I got to thinking about all these issues over the weekend, after seeing Zack Snyder's fun, gorgeous, and intermittently disappointing kids' feature, Legend of the Guardians: The Owls of Ga'hoole. After Watchmen (particularly the magnificent, absurdly ambitious, aggressively postmodern ultimate cut version, which I wrote about here, here, and here), I doubted he was going to top himself with a picture about magic talking owls, and unfortunately I was right. However, moments of this picture are still fucking glorious, beginning with a sequence at the beginning when an owl swoops down to snatch a mouse off a branch and then continues effortlessly in its flight. There are a few ornithological non-sequiturs throughout (one plot thread asserts that owlets can be turned to zombies by being forced to stare at the moon as they doze off -- a weird idea, considering that the laws of nature and even the film itself firmly establish that the little dudes are nocturnal), and a feel-good musical montage that made the Lion King soundtrack seem as edgy and smart as Sweeney Todd's in comparison. But the movie's best moments come when we see owls' own natural behaviors unexpectedly invested with emotional import.

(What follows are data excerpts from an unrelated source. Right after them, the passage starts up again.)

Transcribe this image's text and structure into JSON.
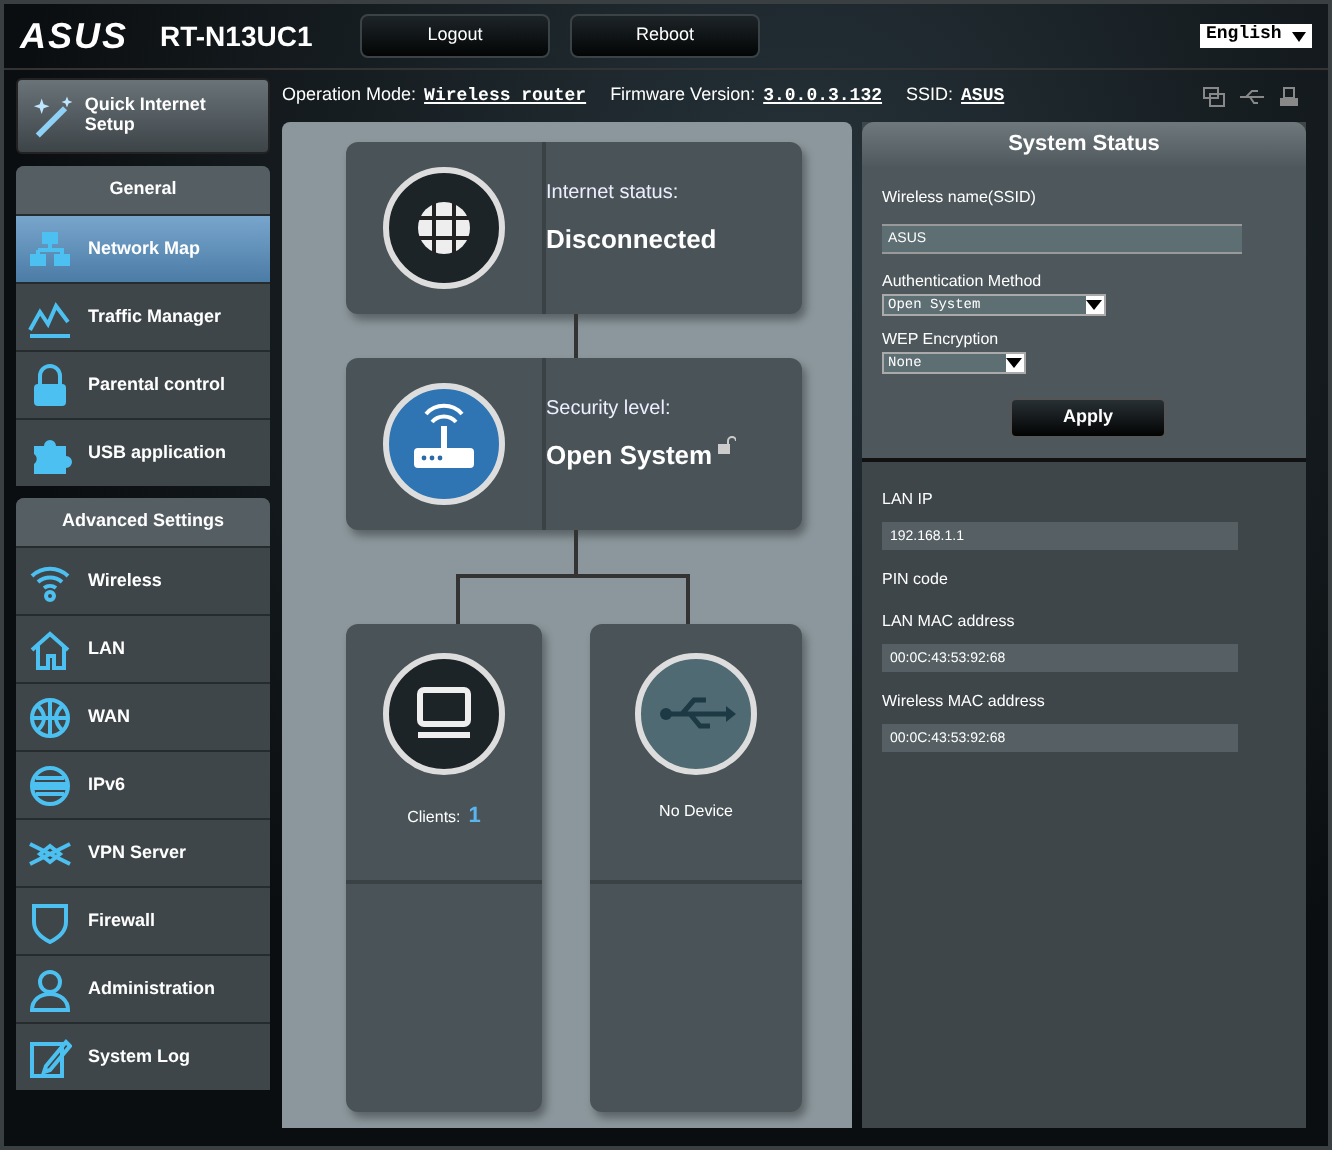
{
  "header": {
    "logo": "ASUS",
    "model": "RT-N13UC1",
    "buttons": [
      "Logout",
      "Reboot"
    ],
    "language": "English"
  },
  "quick_setup": "Quick Internet Setup",
  "info_bar": [
    {
      "label": "Operation Mode:",
      "value": "Wireless router"
    },
    {
      "label": "Firmware Version:",
      "value": "3.0.0.3.132"
    },
    {
      "label": "SSID:",
      "value": "ASUS"
    }
  ],
  "sidebar": [
    {
      "heading": "General",
      "items": [
        {
          "label": "Network Map",
          "selected": true
        },
        {
          "label": "Traffic Manager",
          "selected": false
        },
        {
          "label": "Parental control",
          "selected": false
        },
        {
          "label": "USB application",
          "selected": false
        }
      ]
    },
    {
      "heading": "Advanced Settings",
      "items": [
        {
          "label": "Wireless",
          "selected": false
        },
        {
          "label": "LAN",
          "selected": false
        },
        {
          "label": "WAN",
          "selected": false
        },
        {
          "label": "IPv6",
          "selected": false
        },
        {
          "label": "VPN Server",
          "selected": false
        },
        {
          "label": "Firewall",
          "selected": false
        },
        {
          "label": "Administration",
          "selected": false
        },
        {
          "label": "System Log",
          "selected": false
        }
      ]
    }
  ],
  "network_map": {
    "internet": {
      "label": "Internet status:",
      "value": "Disconnected"
    },
    "security": {
      "label": "Security level:",
      "value": "Open System"
    },
    "clients": {
      "label": "Clients:",
      "count": "1"
    },
    "usb": {
      "label": "No Device"
    }
  },
  "system_status": {
    "title": "System Status",
    "settings": [
      {
        "kind": "input",
        "label": "Wireless name(SSID)",
        "value": "ASUS"
      },
      {
        "kind": "select",
        "label": "Authentication Method",
        "value": "Open System"
      },
      {
        "kind": "select",
        "label": "WEP Encryption",
        "value": "None"
      }
    ],
    "apply": "Apply",
    "info": [
      {
        "label": "LAN IP",
        "value": "192.168.1.1"
      },
      {
        "label": "PIN code"
      },
      {
        "label": "LAN MAC address",
        "value": "00:0C:43:53:92:68"
      },
      {
        "label": "Wireless MAC address",
        "value": "00:0C:43:53:92:68"
      }
    ]
  }
}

"Branching," when owlets glide from branch to branch while learning to fly, is a little like athletics, a little like driving lessons, yet not exactly like either: it occupies a space in an owl's life not quite equivalent to anything in ours. And an even better scene (easily my favorite moment in the film), comes when the little sister of the two main owlets hawks up her first owl pellet, a solidified mass of mouse bones and fur that resembles something fossilized. Panting and traumatized, spittle dripping from her beak, she stares in horror at the thing her body has just unwittingly ejected, while her nursemaid, a dippy snake, bustles around saying things like, "Oh, it's a beautiful day, the day of your first pellet!" "You mean," the stunned chick replies, voice quaking with trepidation, "it's going to happen again?" Vomiting up an owl pellet is a little like menstruation is to humans, yet it also happens to boys; it's a bit like losing a tooth, but it never stops, not even in adulthood. At heart, it's a thing that happens only to owls, and it isn't transformed to parallel directly with human experiences -- but the way they respond to it, socially and personally, seems more or less the way people would, if people were owls.
Sure, they look real cute... until you see the gunk that comes out of their mouths.
In this sense, stories about animals or other non-human characters can be deeply subversive, and not just because they allow the author to veil controversial opinions under the guise of fantasy. Rather, these stories are subversive because of the way they allow readers or viewers to set aside their own perspective to emphathize with one that, by its very nature, is profoundly foreign, even disturbing or grotesque. Especially for kids, but really for all of us, that's a lesson that can't come soon enough.